Dies macht das Ergebnis des CMS-Experiments besonders wichtig, in dessen Rahmen Physiker bei Kollisionen ultrarelativistischer Bleikerne mit einer Energie von 5,02 Teraelektronenvolt pro Nukleon-Nukleon-Paar Spuren der Bildung von Top-Quarks sahen. Der Produktionsquerschnitt wurde mit zwei Methoden betrachtet: Bei der ersten beobachteten die Wissenschaftler im Endzustand nur Paare von Leptonen mit entgegengesetzter Ladung (Elektronen und Myonen), bei der zweiten berücksichtigten sie auch die Anwesenheit eines reizenden Quarks in der Zerfall von Jets durch Hadronisierung. Im ersten Fall betrug der erhaltene Querschnitt 2,5 ± 0,8 Mikrobarn, im zweiten - 2,0 ± 0,7 Mikrobarn, was mit den Vorhersagen der Quantenchromodynamik und den Ergebnissen von Experimenten mit Proton-Proton-Kollisionen vergleichbar ist.

Experimentell erhaltene (schwarze Punkte) und angenommene Anzahl registrierter Ereignisse aus der Produktion eines Paares von Top-Quark und Top-Antiquark (rote Füllung) und anderen Hintergrundprozessen.
Es ist wichtig anzumerken, dass die gesammelten Daten noch nicht die statistische Genauigkeit von 5 erreicht haben, die erforderlich ist, um die Beobachtung des Top-Quarks bei Kern-Kern-Kollisionen zu bestätigen: Bisher ist es Wissenschaftlern gelungen, Statistiken für 4 σ zu sammeln. Dennoch liegt die Wahrscheinlichkeit, dass es sich bei dem erhaltenen Ergebnis nur um eine statistische Schwankung handelt, nicht über 0,003 Prozent, und CMS sieht in diesem Ergebnis eine überzeugende Demonstration der Fähigkeiten des Detektors zum Nachweis eines Top-Quarks. Physiker sind auch zuversichtlich, dass die Daten zur Entstehung dieses Teilchens bei Kern-Kern-Kollisionen genutzt werden, um mit seiner Hilfe das Quark-Gluon-Plasma zu untersuchen.

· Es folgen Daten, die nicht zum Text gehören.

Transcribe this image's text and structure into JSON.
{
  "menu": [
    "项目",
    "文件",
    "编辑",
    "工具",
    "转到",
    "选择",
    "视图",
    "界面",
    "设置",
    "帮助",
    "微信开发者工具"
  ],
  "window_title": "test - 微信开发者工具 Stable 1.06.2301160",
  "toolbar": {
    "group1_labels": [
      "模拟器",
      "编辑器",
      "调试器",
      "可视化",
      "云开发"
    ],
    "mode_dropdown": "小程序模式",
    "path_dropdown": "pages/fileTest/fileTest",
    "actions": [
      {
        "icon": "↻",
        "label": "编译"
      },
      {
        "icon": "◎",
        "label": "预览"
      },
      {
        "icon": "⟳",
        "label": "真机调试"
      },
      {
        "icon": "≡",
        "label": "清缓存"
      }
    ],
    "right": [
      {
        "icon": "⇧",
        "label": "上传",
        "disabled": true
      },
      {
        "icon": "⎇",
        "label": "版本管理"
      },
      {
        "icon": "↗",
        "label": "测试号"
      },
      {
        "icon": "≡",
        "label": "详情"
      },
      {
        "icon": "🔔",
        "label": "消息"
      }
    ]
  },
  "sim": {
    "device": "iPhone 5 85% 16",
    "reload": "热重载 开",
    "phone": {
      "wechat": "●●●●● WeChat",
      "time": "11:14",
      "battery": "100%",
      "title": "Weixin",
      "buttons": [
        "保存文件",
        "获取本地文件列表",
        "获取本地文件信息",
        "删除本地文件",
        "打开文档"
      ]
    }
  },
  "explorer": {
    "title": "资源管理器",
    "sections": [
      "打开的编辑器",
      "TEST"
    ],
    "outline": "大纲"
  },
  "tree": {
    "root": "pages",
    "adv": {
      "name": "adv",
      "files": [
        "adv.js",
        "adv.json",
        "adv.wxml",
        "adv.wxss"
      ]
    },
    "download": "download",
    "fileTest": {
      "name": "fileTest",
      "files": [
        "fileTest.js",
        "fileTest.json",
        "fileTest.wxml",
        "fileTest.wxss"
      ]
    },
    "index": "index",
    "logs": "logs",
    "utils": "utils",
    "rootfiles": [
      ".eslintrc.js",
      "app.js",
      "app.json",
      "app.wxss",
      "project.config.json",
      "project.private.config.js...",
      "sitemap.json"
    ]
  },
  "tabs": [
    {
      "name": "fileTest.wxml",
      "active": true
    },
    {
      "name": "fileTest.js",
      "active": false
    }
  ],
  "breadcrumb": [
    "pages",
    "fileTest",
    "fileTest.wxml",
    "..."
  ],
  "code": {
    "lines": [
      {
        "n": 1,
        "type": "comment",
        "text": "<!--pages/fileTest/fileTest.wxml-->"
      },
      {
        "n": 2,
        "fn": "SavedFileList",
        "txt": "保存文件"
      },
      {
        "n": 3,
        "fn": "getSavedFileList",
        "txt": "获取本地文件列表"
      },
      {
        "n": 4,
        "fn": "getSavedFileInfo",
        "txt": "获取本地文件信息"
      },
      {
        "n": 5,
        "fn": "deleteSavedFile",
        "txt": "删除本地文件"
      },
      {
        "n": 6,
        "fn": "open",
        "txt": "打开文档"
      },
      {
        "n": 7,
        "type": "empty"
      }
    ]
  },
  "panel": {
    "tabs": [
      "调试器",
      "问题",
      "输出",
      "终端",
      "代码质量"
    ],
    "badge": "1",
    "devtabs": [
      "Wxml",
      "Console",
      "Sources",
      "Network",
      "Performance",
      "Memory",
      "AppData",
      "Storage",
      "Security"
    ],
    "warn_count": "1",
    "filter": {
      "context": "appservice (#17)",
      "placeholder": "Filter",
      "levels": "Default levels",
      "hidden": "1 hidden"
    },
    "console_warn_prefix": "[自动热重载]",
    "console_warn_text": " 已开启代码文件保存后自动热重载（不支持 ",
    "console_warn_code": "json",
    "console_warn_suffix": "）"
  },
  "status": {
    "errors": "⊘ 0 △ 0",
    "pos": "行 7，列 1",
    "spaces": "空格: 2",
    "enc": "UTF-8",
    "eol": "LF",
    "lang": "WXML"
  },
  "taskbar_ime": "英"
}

Obwohl normalerweise schwere Kerne zur Herstellung von Quark-Gluon-Plasma verwendet werden, kann es auch bei Proton-Proton-Kollisionen entstehen: Dies wurde durch einen Überschuss an Teilchen mit einem seltsamen Quark im ALICE-Experiment angezeigt. Über weitere aktuelle Ergebnisse des Large Hadron Colliders berichten wir im Thema „Zweite Saison des Colliders“.